I thought that 3D demo from a few months ago written for the 060 that used integer math to odd frames and fpu math to do the even ones was extremely clever... Imagine if you could do that with a few cores in a custom chip and the cpu...
09 Oct 2018 16:22
|I agree with Louis here. Although I'm not sure how you imagine a solution with a custom chip.|
But in general I like the idea to implement multiple AMMX units which can be used in parallel. Depends pretty much on the available space in the FPGA.
It would avoid the need to think about SMP within AmigaOS, but make those AMMX units available as some sort of co-processors.
Maybe Gunnar can answer how much space a AMMX unit would need and if they could be operated in parallel for video stuff.
Posts 55/ 1
09 Oct 2018 17:47
|Personally, I think the main issue is having 2 memory controllers... One for "fast ram" to keep the cpu fed, and then the traditional chip/gpu ram for the custom chips so that those co-processors can process lists of vertices.|
By the way, the blitter, copper, gary, etc are 'custom chips' to me. ;)
09 Oct 2018 19:54
|Louis Dias wrote:|
By the way, the blitter, copper, gary, etc are 'custom chips' to me. ;)
You're wrong, gary is the pet from spongebob.
But I think there has to be cleared something up first that is not very clear to me.

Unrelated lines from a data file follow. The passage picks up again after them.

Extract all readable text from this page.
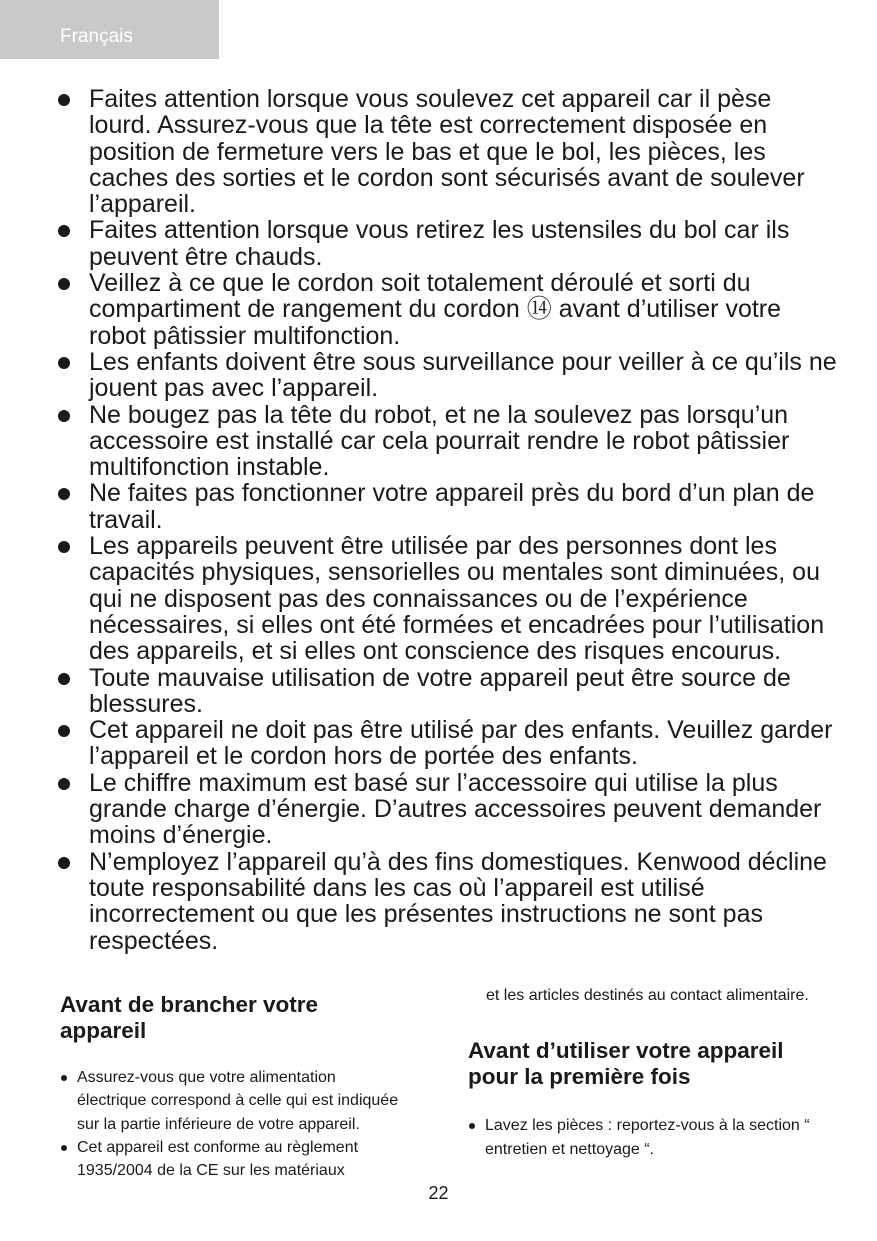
Français
Faites attention lorsque vous soulevez cet appareil car il pèse lourd. Assurez-vous que la tête est correctement disposée en position de fermeture vers le bas et que le bol, les pièces, les caches des sorties et le cordon sont sécurisés avant de soulever l’appareil.
Faites attention lorsque vous retirez les ustensiles du bol car ils peuvent être chauds.
Veillez à ce que le cordon soit totalement déroulé et sorti du compartiment de rangement du cordon ⑭ avant d’utiliser votre robot pâtissier multifonction.
Les enfants doivent être sous surveillance pour veiller à ce qu’ils ne jouent pas avec l’appareil.
Ne bougez pas la tête du robot, et ne la soulevez pas lorsqu’un accessoire est installé car cela pourrait rendre le robot pâtissier multifonction instable.
Ne faites pas fonctionner votre appareil près du bord d’un plan de travail.
Les appareils peuvent être utilisée par des personnes dont les capacités physiques, sensorielles ou mentales sont diminuées, ou qui ne disposent pas des connaissances ou de l’expérience nécessaires, si elles ont été formées et encadrées pour l’utilisation des appareils, et si elles ont conscience des risques encourus.
Toute mauvaise utilisation de votre appareil peut être source de blessures.
Cet appareil ne doit pas être utilisé par des enfants. Veuillez garder l’appareil et le cordon hors de portée des enfants.
Le chiffre maximum est basé sur l’accessoire qui utilise la plus grande charge d’énergie. D’autres accessoires peuvent demander moins d’énergie.
N’employez l’appareil qu’à des fins domestiques. Kenwood décline toute responsabilité dans les cas où l’appareil est utilisé incorrectement ou que les présentes instructions ne sont pas respectées.
Avant de brancher votre appareil
Assurez-vous que votre alimentation électrique correspond à celle qui est indiquée sur la partie inférieure de votre appareil.
Cet appareil est conforme au règlement 1935/2004 de la CE sur les matériaux

et les articles destinés au contact alimentaire.

Avant d’utiliser votre appareil pour la première fois
Lavez les pièces : reportez-vous à la section “ entretien et nettoyage “.
22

For the 'akikio' mentioned earlier in other topics it was explained that the performance will be less to shit if it will be outsourced due to communication latency. Is there a 'golden rule' / calculation / recipe in which you can know when outsourcing will be beneficial? Or does every new idea require an entire overhaul of the design to be fully efficient?
Maybe someone knows an interesting article/book so I can do my homework next time I ask something that maybe obvious? :)
ANyhow, keep up the good work Apollo team and all programmers!!
09 Oct 2018 20:53
|Deleted by myself: was a bit off topic|
Posts 55/ 1
09 Oct 2018 21:25
I mentioned AKIKO earlier since that's where the last "Commodore" Amiga put augmented video processing functions (aka C2P). Agnus/Alice is the memory controller and splits access to chip memory between the cpu and the chipset essentially only giving either half the bandwidth.
FastRam goes directly to the cpu (only) and at full bus speed and can be accessed even when the chipset is accessing chip ram
So having said that - that's why I questioned the unified memory format...and if a custom chip could execute 3D instructions in parallel, the cpu could be running other code from FastRAM while a 'custom chip' was transforming a stream of polygons in ChipRAM.
I'm not sure what's happening inside a Vampire as far as fast vs chip ram so I'm asking questions and making suggestions...
As for performance of the AKIKO in the CD32, it helped the EC020 with no fastram to C2P. Add fastram and the advantage is not so much. However, one that could process 1024 bytes instead of 4 bytes at a time would be much more efficient. (as in 256 times more efficient)... Such enchancements will not fit on the V2...
09 Oct 2018 21:36
Please stop confusing the AKIKO chip with anything 3D in nature. It was simply a glue logic chip for the CD32 and could also do chunky to planar bitmap conversions. It had nothing to do with 3D geometry or polygons. As Gunnar has stated on more than one occasion, the current Apollo Core can already perform these functions much more efficiently than an AKIKO chip and it would be redundant to add an FPGA AKIKO to the existing Apollo core.
And why advocate the design and inclusion of a virtual and dedicated 3D GPU co-processor into the core? The glue logic alone to connect this virtual GPU to the rest of the system would make it impractical and much slower that just adding the same 3D functionality to the existing core.
09 Oct 2018 22:16
|I think he is referring to the Akiko as an example how parallel processing could speed things up. |